# Accucraft K36/K37 Electric - Availability - Quality?



## cfra7 (Jan 2, 2008)

Hi,

I'm considering the purchase of an electric K36/K37. Are they any good? Are they reliable and do they run well? I guess in comparison to Spectrums as all my engines are 1:20.3 Bachmanns. Unfortunately, Bachmann doesn't make anything bigger than a K27.

A K36 sold on eBay a few months ago for $3K. Gold Coast Station had a K37 that they sold last month. Silver State trains sold one last year, so they do become available every few months. No urgency because I'm upgrading my RR to be able to run Accucraft trains as they seem to require better track work. I'll use my friends Berlyn K36 to test my track. I assume if his train works an Accucraft will as well. I expect to complete the track upgrade by July 4th.

Your advice on the K36/37 is much appreciated.

Thanks

Ed


----------



## Dan Pierce (Jan 2, 2008)

While the big engines look great, they need near perfect track for running. The wheel flanges on LGB, Aristocraft, USA Trains, HLW are large and keep these trains on poorly laid track.
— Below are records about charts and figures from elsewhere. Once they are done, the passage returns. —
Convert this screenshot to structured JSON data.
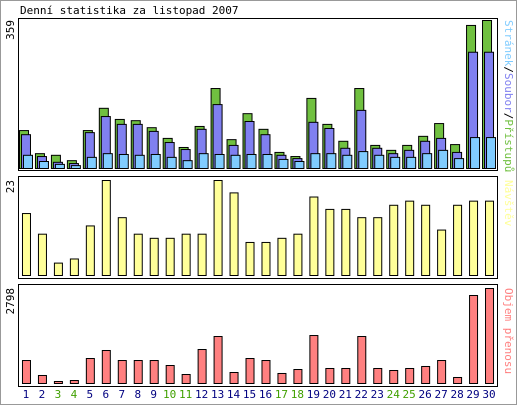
{
  "chart_data": [
    {
      "type": "bar",
      "title": "Denní statistika za listopad 2007",
      "ylim": [
        0,
        359
      ],
      "yticks": [
        359
      ],
      "legend_separator": "/",
      "series": [
        {
          "name": "Stránek",
          "color": "#80ccff",
          "values": [
            32,
            17,
            10,
            7,
            27,
            36,
            34,
            32,
            34,
            27,
            19,
            36,
            34,
            32,
            34,
            34,
            22,
            17,
            36,
            36,
            32,
            41,
            32,
            27,
            27,
            36,
            44,
            24,
            75,
            75
          ]
        },
        {
          "name": "Soubor",
          "color": "#8080f0",
          "values": [
            82,
            29,
            15,
            12,
            87,
            126,
            107,
            107,
            90,
            63,
            46,
            95,
            155,
            56,
            114,
            82,
            32,
            24,
            112,
            97,
            49,
            141,
            49,
            36,
            44,
            66,
            73,
            39,
            282,
            282
          ]
        },
        {
          "name": "Přístupů",
          "color": "#70c040",
          "values": [
            92,
            36,
            32,
            19,
            92,
            146,
            119,
            116,
            99,
            73,
            51,
            102,
            194,
            70,
            133,
            95,
            39,
            29,
            170,
            107,
            66,
            194,
            56,
            44,
            56,
            78,
            109,
            58,
            347,
            359
          ]
        }
      ]
    },
    {
      "type": "bar",
      "ylim": [
        0,
        23
      ],
      "yticks": [
        23
      ],
      "series": [
        {
          "name": "Návštěv",
          "color": "#ffff99",
          "values": [
            15,
            10,
            3,
            4,
            12,
            23,
            14,
            10,
            9,
            9,
            10,
            10,
            23,
            20,
            8,
            8,
            9,
            10,
            19,
            16,
            16,
            14,
            14,
            17,
            18,
            17,
            11,
            17,
            18,
            18
          ]
        }
      ]
    },
    {
      "type": "bar",
      "ylim": [
        0,
        2798
      ],
      "yticks": [
        2798
      ],
      "categories": [
        "1",
        "2",
        "3",
        "4",
        "5",
        "6",
        "7",
        "8",
        "9",
        "10",
        "11",
        "12",
        "13",
        "14",
        "15",
        "16",
        "17",
        "18",
        "19",
        "20",
        "21",
        "22",
        "23",
        "24",
        "25",
        "26",
        "27",
        "28",
        "29",
        "30"
      ],
      "category_colors": [
        "#000080",
        "#000080",
        "#40a000",
        "#40a000",
        "#000080",
        "#000080",
        "#000080",
        "#000080",
        "#000080",
        "#40a000",
        "#40a000",
        "#000080",
        "#000080",
        "#000080",
        "#000080",
        "#000080",
        "#40a000",
        "#40a000",
        "#000080",
        "#000080",
        "#000080",
        "#000080",
        "#000080",
        "#40a000",
        "#40a000",
        "#000080",
        "#000080",
        "#000080",
        "#000080",
        "#000080"
      ],
      "series": [
        {
          "name": "Objem přenosu",
          "color": "#ff8080",
          "values": [
            677,
            236,
            59,
            88,
            736,
            972,
            677,
            677,
            677,
            530,
            265,
            1001,
            1384,
            324,
            736,
            677,
            295,
            412,
            1413,
            442,
            442,
            1384,
            442,
            383,
            442,
            501,
            677,
            177,
            2592,
            2798
          ]
        }
      ]
    }
  ]
}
Not so for the nice big engines, wheel flanges are to scale and engines can derail on uneven track.
Weather plays an important part in outdoor track as in areas that freeze, track will move in all directions and be uneven. 
Indoors would not be an issue, but big curves can be.


----------



## chuck n (Jan 2, 2008)

I have an Accucraft K-28. For several years after I bought it, I could not get it around my outdoor layout without derailing. I'd not had any problems with my Accucraft K-27.

While visiting a layout in Arizona, I saw a K-28 running without any problems. I talked to the owner and he said that he had removed some of the springs to soften the suspension. When I got home I removed 2 of the 3 springs in the mount where the axles go through the frame. I did this for all four driver axles. Now it runs without problems.

I am using 10' diameter curves.

Whether this might help the bigger Ks, I don't know.

Chuck


----------



## cfra7 (Jan 2, 2008)

Hi,

I found a new in box Accucraft K36 and paid $3,900 to get it. Now I just need to finish my track upgrade to handle the small flanges of the Accucraft engines. Wish me luck. If my track work isn't good enough I may be offering a great deal on a K36....

Thanks to everyone who responded

Sincerely,

Ed


----------